= Na Baixa do Sapateiro =

Brazilian song by Ary Barroso

"Na Baixa do Sapateiro" (In the Shoemaker's Hollow) is a famous Brazilian song, written by Ary Barroso. Its title comes from a street in Salvador, Bahia, where many cobblers once worked.
It was originally released in 1938 as the B side to Salada Mista, which did not achieve the same level of success.
This first recording was sung by Carmen Miranda with Orchestra Odeon.
She never released the song on disc in the United States. The song was originally going to be featured in the Carmen Miranda film Banana da Terra (1939), but was replaced with "O Que É Que A Baiana Tem?", because of the high license fee demanded by Ary Barroso to use his song. However the song has been recorded many other times by a large number of artists. The song gained international fame when it was featured in the Disney film The Three Caballeros (1944).

==Notable covers==

The second recording of the song was in 1939, by Ary Barroso himself on the piano and Laurindo Almeida and Garoto on guitars. Other artists to record the song include Valdir Azevedo, Bola Sete, Elizete Cardoso, Dorival Caymmi, Luiz Bonfá, Paulinho Nogueira, Dilermando Reis, Baden Powell de Aquino, Lennie Dale and the Sambalanço Trio, Caterina Valente, Leny Andrade and the Breno Sauer Quarteto, Wilson Simonal, João Gilberto, Banda Black Rio, MPB4, Luiz Eça and Victor Assis Brasil, Gal Costa, Elis Regina, Toquinho, Raphael Rabello once with Ney Matogrosso and once with Romero Lubambo, Trio Mocoto, Eliane Elias, Léo Gandelman, Trio Esperança, João Nogueira, Nivaldo Ornelas and Juarez Moreira with Orquestra de Câmara Sesiminas, Rosa Passos and Lula Galvão, Caetano Veloso, and Raúl di Blasio.

==Baía==
The song, retitled "Baía" (also known as "Bahia"), was featured in the 1944 Disney film The Three Caballeros, with English lyrics written by Ray Gilbert and sung by Nestor Amaral. The lyrics to "Baía" are not a translation of Ary Barroso’s original Portuguese lyrics, and differ from them considerably. However, both songs share a similar theme of longing for the past.

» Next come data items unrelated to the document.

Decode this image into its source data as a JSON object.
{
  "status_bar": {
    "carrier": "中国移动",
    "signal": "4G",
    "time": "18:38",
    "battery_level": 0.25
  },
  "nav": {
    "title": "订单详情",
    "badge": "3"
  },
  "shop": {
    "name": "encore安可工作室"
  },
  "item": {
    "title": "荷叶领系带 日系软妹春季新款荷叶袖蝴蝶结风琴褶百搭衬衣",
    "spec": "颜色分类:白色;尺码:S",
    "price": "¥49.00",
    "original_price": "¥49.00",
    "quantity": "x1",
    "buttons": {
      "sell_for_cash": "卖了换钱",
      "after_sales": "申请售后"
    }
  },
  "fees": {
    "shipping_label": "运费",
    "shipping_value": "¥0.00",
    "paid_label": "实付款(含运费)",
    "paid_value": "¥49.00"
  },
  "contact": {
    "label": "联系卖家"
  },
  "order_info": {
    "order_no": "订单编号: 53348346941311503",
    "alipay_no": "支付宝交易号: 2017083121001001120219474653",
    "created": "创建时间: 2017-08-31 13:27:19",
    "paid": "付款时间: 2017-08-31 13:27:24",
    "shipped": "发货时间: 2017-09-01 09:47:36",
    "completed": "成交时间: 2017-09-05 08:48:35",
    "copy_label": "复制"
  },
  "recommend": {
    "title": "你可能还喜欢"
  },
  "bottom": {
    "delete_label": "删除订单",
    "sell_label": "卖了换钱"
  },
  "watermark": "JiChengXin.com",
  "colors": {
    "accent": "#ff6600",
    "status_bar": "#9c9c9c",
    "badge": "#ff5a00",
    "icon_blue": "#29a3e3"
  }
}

This version was very successful and has been played over a million times on US radio.
Due to the popularity of the song, one million copies of sheet music were printed in the United States in 1945 alone.

===Notable covers of Baía===
On the official soundtrack of The Three Caballeros, the song was sung by Ray Gilbert with Charles Wolcott and his Orchestra.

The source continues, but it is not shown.